Properties of Interest
Although there’s a reason for the stereotype of a foreign investor taking a 49 percent stake in a trophy downtown office building in a gateway city—and it’s not entirely invalid now—property types of interest too are evolving.
Respondents to the AFIRE survey overwhelmingly put multifamily at the top of the list of favored property types over the next three to five years (90 percent planned to increase their investment), followed by life sciences (77 percent planned to buy more) and industrial (75 percent planned to grow their holdings) properties.
These shifts, Cassim said, result from “cross-border investors becoming more knowledgeable about property types outside of the office sector” and are attracted to the secular drivers behind multifamily and industrial demand.
In the office sector, Jodka remarked, while the typical choice for foreign investors had been CBD office assets, it’s now closer to 50/50 CBD vs. suburban. This is in part for better diversification, he said, but it’s also because suburban properties are seeing a stronger return-to-office trend because the offices themselves are seen as safer and more spacious and often involve what office workers see as safer commutes.

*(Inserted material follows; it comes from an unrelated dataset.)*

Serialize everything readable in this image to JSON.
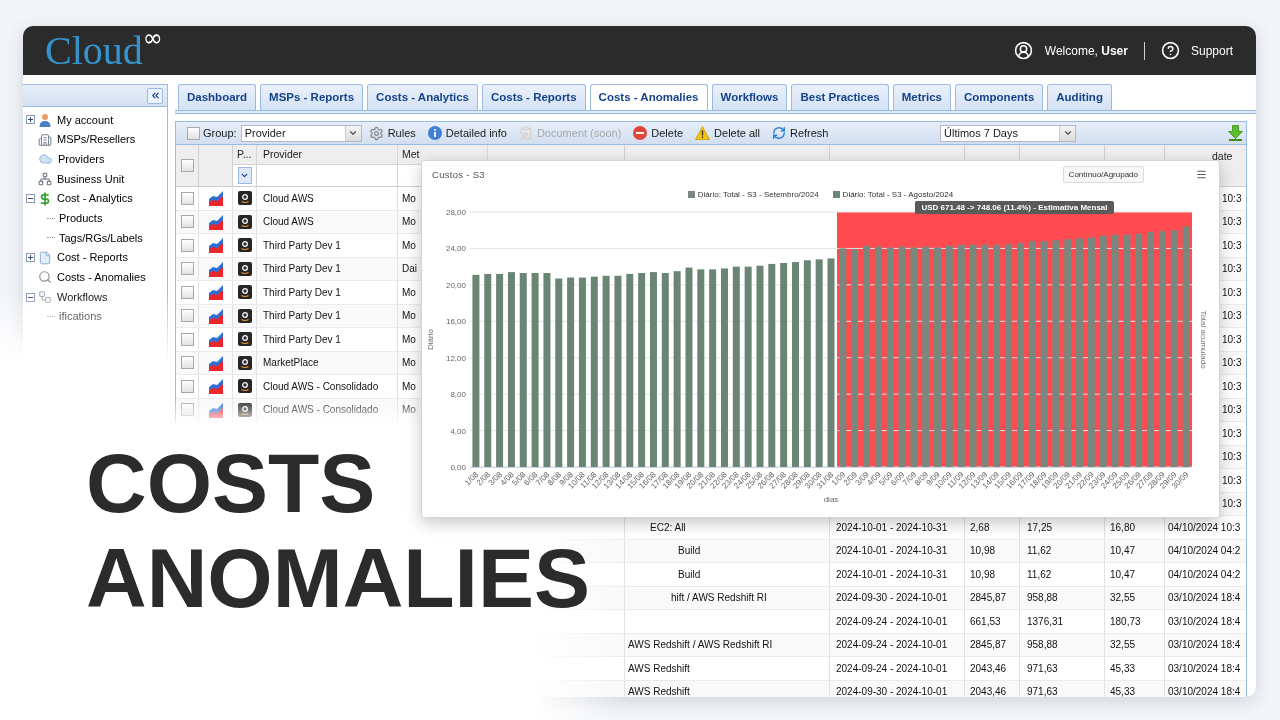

But, while there will be some changes in appetite, the strategy will generally be the same. “Even as favored property types shift year-to-year, a focus on core remains as the prominent investment strategy for half of all investor strategies, while value-add activity could see a 62 percent increase in the next five years,” the report states.
CRE’s Most Active Foreign Investor
Who, exactly, will be doing all that investing is largely unchanged from the recent past. Canada remains the biggest investor in U.S. CRE, accounting for 37 percent of total foreign investment activity in the 12 months ending in the first quarter, or slightly higher than Asian capital sources over the same period, according to Jodka. It was followed by Singapore, South Korea, Germany and Bahrain.
Mellott, however, calls out a somewhat different top five: Canada, followed by Germany, Switzerland, Australia and Singapore.
Though there has been little change in the mix of countries, Cassum notes increasing activity by private investors deploying capital into the United States. These include high-net-worth family offices, as well as syndicators, including German open-ended funds like Union Investment, Deka and Commerz Real.
Will the U.S. Always Be a Safe Haven?
One of the reasons the United States is still considered a safe haven is its population growth, Jodka noted. “We have stronger demographics than many nations around the world,” he said. “At the end of the day, real estate is driven by people.”
Still, hazards remain, perhaps in part because of that growth. Jodka pointed to a presentation on “Climate Migration and Future Population Centers,” at the Urban Land Institute conference this past April. Author and futurist Dr. Parag Khanna cautioned that, given its latitude and thus its vulnerability to climate change, the United States is doing very little to mitigate that vulnerability.
So, especially for investors that measure their time frames in decades if not generations, the U.S. response to climate change could well be the next factor pulling foreign capital here—or scaring it away.